We had RAW264.7 cells in high glucose DMEM after 24 hours of treatment with 0 µM, 50 µM, 75 µM, 100 µM, 150 µM, and 200 µM concentrations of MLT. On the other hand, we had A-375 cell lines floating in high glucose DMEM after centrifugation. The floating A-375 cells were added to wells containing RAW264.7 cells treated with a certain concentration of MLT, so that the number of A-375 cells was equal to that of RAW264.7 cells. The cells were cultured together for 24 hours. Then, the morphological characteristics of the floating A-375 cells after exposure to MLT-treated RAW264.7 were examined and recorded with an inverted microscope. The non-adherent A-375 cells were slowly isolated, and after counting with trypan blue, an MTT toxicity assay was performed for the A-375 cell lines. Next, an equal concentration of DMSO was added, and after several times of pipetting, the light absorption created at the wavelength of 540 nm was read by the ELISA reader.

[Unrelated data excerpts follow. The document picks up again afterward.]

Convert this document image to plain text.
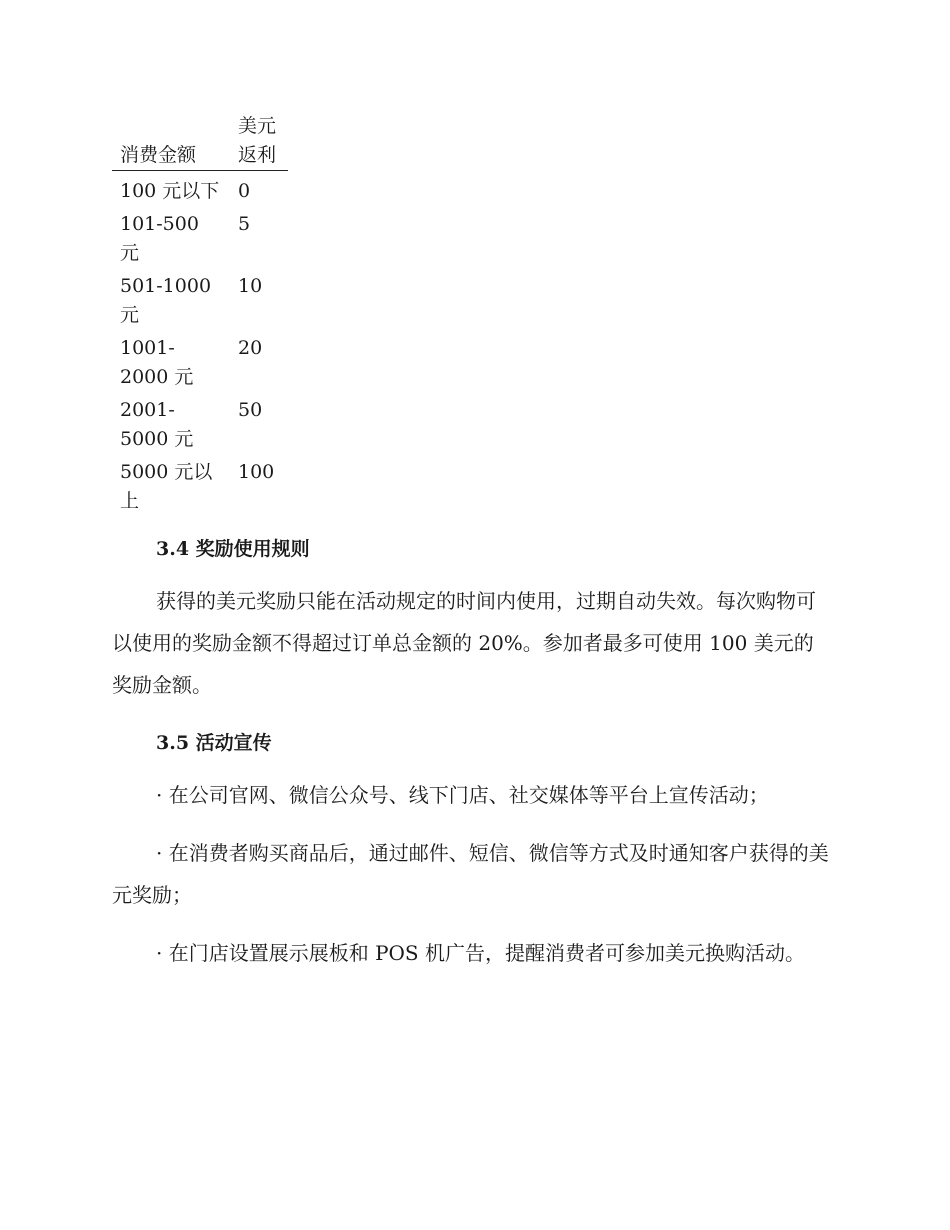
消费金额	美元返利
100 元以下	0
101-500 元	5
501-1000 元	10
1001-2000 元	20
2001-5000 元	50
5000 元以上	100
3.4 奖励使用规则

获得的美元奖励只能在活动规定的时间内使用，过期自动失效。每次购物可以使用的奖励金额不得超过订单总金额的 20%。参加者最多可使用 100 美元的奖励金额。

3.5 活动宣传

· 在公司官网、微信公众号、线下门店、社交媒体等平台上宣传活动；

· 在消费者购买商品后，通过邮件、短信、微信等方式及时通知客户获得的美元奖励；

· 在门店设置展示展板和 POS 机广告，提醒消费者可参加美元换购活动。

Measurement of the Production of Myeloperoxidase From the Supernatant of RAW264.7 Cells

MPO plays a key role in the innate immune system and regulates inflammation through the production of active species and the oxidation of vital molecules such as lipids and proteins. Therefore, it is possible to understand the function of the cells to some extent by measuring MPO in the immune cells under the influence of a specific disease.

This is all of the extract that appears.